I arrived in Glacier some weeks ahead of schedule and with 2 new friends. It was nice to travel with some fellow bikers, if only for a couple of days. The following morning they left, and I met Sarah. She was also alone in the park and looking for someone with whom to hike. Within 10 minutes of meeting we were on the back of my bike cruising down the windy park road to get back-country camping permits. A couple of hours later we were on our way to Snyder Lake for a warm-up day hike, Sarah’s sweet southern drawl accompanying us along the way. The more she and I talked the more similarities we found; though from backgrounds as disparate as our gender, she growing up in the Appalachian mountains of Virginia, we found an uncommon amount of parallels in our thoughts and ways. Sarah and I shared an incredible amount about ourselves, but it seemed as natural as we had known each other for years and not just a few hours.

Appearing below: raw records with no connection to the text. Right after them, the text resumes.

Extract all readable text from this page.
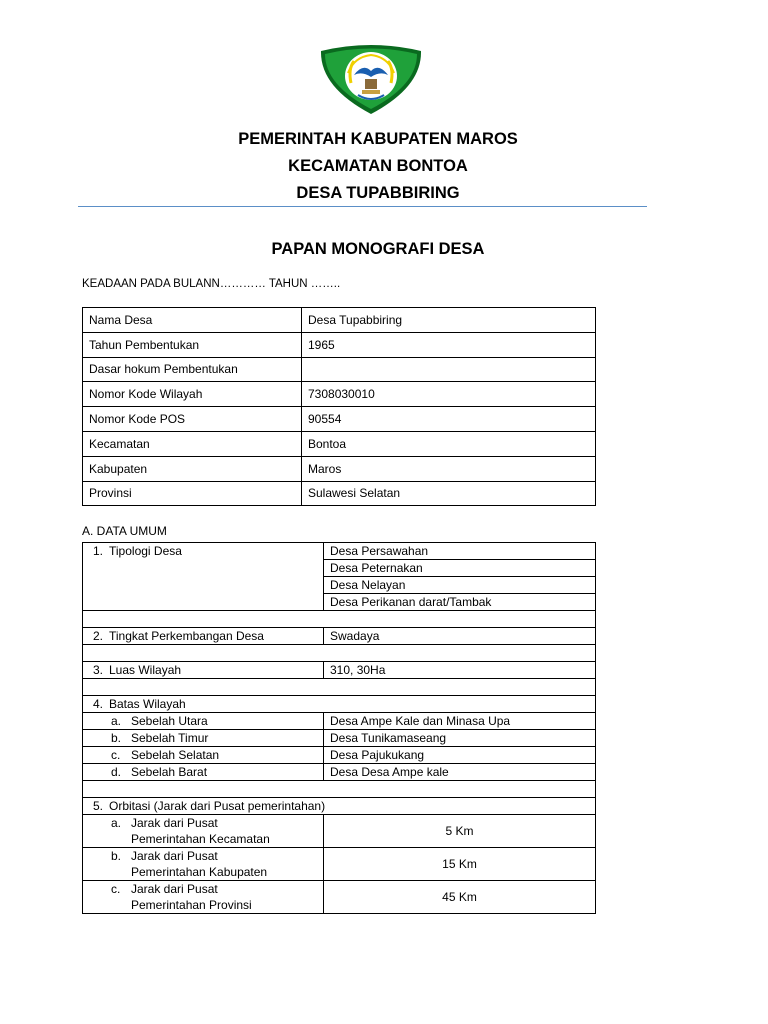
PEMERINTAH KABUPATEN MAROS
KECAMATAN BONTOA
DESA TUPABBIRING
PAPAN MONOGRAFI DESA
KEADAAN PADA BULANN………… TAHUN ……..
Nama Desa	Desa Tupabbiring
Tahun Pembentukan	1965
Dasar hokum Pembentukan	
Nomor Kode Wilayah	7308030010
Nomor Kode POS	90554
Kecamatan	Bontoa
Kabupaten	Maros
Provinsi	Sulawesi Selatan
A. DATA UMUM
1. Tipologi Desa	Desa Persawahan
	Desa Peternakan
	Desa Nelayan
	Desa Perikanan darat/Tambak

2. Tingkat Perkembangan Desa	Swadaya

3. Luas Wilayah	310, 30Ha

4. Batas Wilayah	
a. Sebelah Utara	Desa Ampe Kale dan Minasa Upa
b. Sebelah Timur	Desa Tunikamaseang
c. Sebelah Selatan	Desa Pajukukang
d. Sebelah Barat	Desa Desa Ampe kale

5. Orbitasi (Jarak dari Pusat pemerintahan)	
a. Jarak dari Pusat
Pemerintahan Kecamatan	5 Km
b. Jarak dari Pusat
Pemerintahan Kabupaten	15 Km
c. Jarak dari Pusat
Pemerintahan Provinsi	45 Km
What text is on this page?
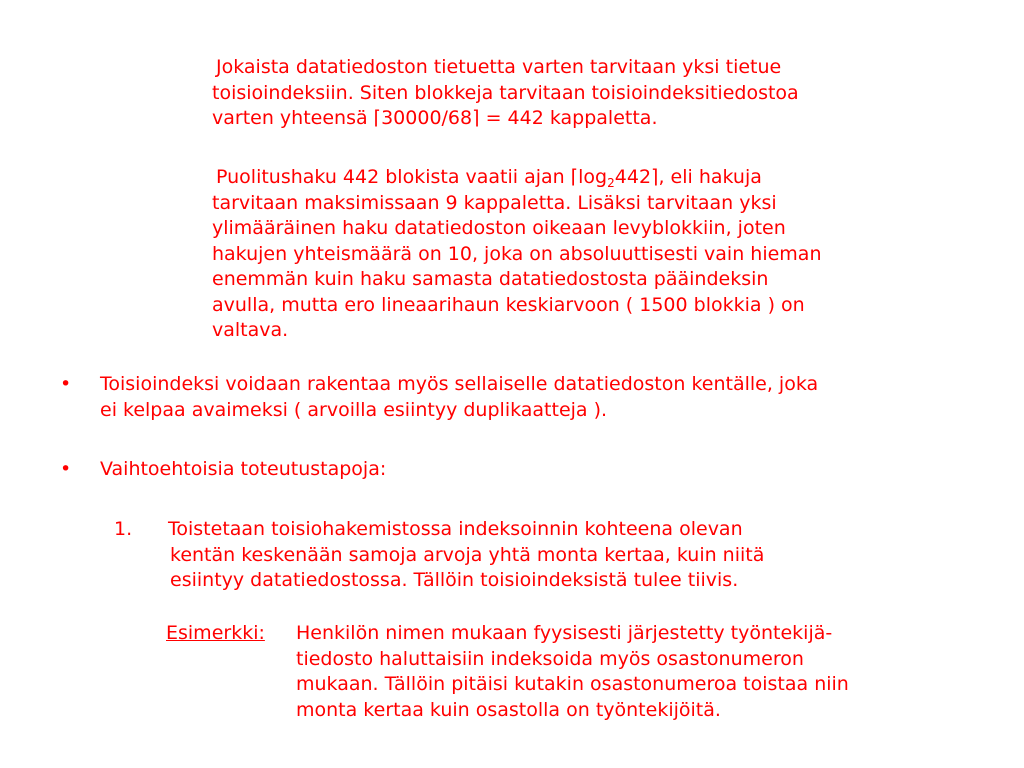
Jokaista datatiedoston tietuetta varten tarvitaan yksi tietue
toisioindeksiin. Siten blokkeja tarvitaan toisioindeksitiedostoa
varten yhteensä ⌈30000/68⌉ = 442 kappaletta.
Puolitushaku 442 blokista vaatii ajan $⌈\log_2442⌉$, eli hakuja
tarvitaan maksimissaan 9 kappaletta. Lisäksi tarvitaan yksi
ylimääräinen haku datatiedoston oikeaan levyblokkiin, joten
hakujen yhteismäärä on 10, joka on absoluuttisesti vain hieman
enemmän kuin haku samasta datatiedostosta pääindeksin
avulla, mutta ero lineaarihaun keskiarvoon ( 1500 blokkia ) on
valtava.
•	Toisioindeksi voidaan rakentaa myös sellaiselle datatiedoston kentälle, joka
ei kelpaa avaimeksi ( arvoilla esiintyy duplikaatteja ).
•	Vaihtoehtoisia toteutustapoja:
1. Toistetaan toisiohakemistossa indeksoinnin kohteena olevan
kentän keskenään samoja arvoja yhtä monta kertaa, kuin niitä
esiintyy datatiedostossa. Tällöin toisioindeksistä tulee tiivis.
Esimerkki: Henkilön nimen mukaan fyysisesti järjestetty työntekijä-
tiedosto haluttaisiin indeksoida myös osastonumeron
mukaan. Tällöin pitäisi kutakin osastonumeroa toistaa niin
monta kertaa kuin osastolla on työntekijöitä.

The following day we found ourselves in the back-country of south-eastern Glacier, around Cobalt Lake.

 

Part II: The Calm Before the Storm

DSC_0083Glaciers, draining their purity into hundreds of streams and falls, hug the mountainsides. The peaks along massive ridges stand tall, but are reminiscent of fortress ruins rather than granite towers. One side of the valley stretching ever further toward the sky, the other crumbling away having served its term of glorifying our humble terra firma.

Alpine meadows with Beargrass, Indian Paintbrushes, Fireweeds, Asters and Lilly’s dancing in the breeze, glowing in the un-hazed sun. Huckleberry bushes as far as the eye can see, more than one could ever eat – though how we tried! Rose Hips, Blackberries, Salmon berries, currants, blueberries and thimbleberries – an amazing site, but I could not help but feel as though I too were on the menu when walking through endless acres of bear snacks.

Giant boulders, once part of towering facades, cleared chutes along the skirts and bases as they rolled like Juggernauts down the slopes killing hundreds of trees, and now lie peacefully with the offspring of the dead firs growing atop them, as if in defiance of their destruction.

At every turn of the path there lay a new wonder – another monument to patience and time; a delicate expression of color and perseverance; a sweeping view that makes it all but impossible to consider littering, strip-mining, or deforesting our precious home. But most do not come to see it, do not go beyond the safety and comfort of their dry walled nests; and so we waste and waste, and now our ears won’t hear the song of hundreds of songbirds known to our forefathers. I wondered how those within a few days drive could live out their lives never having seen the very best of what this world possesses.

That night we broke camp at 6500ft. above sea level on the shores of Cobalt lake.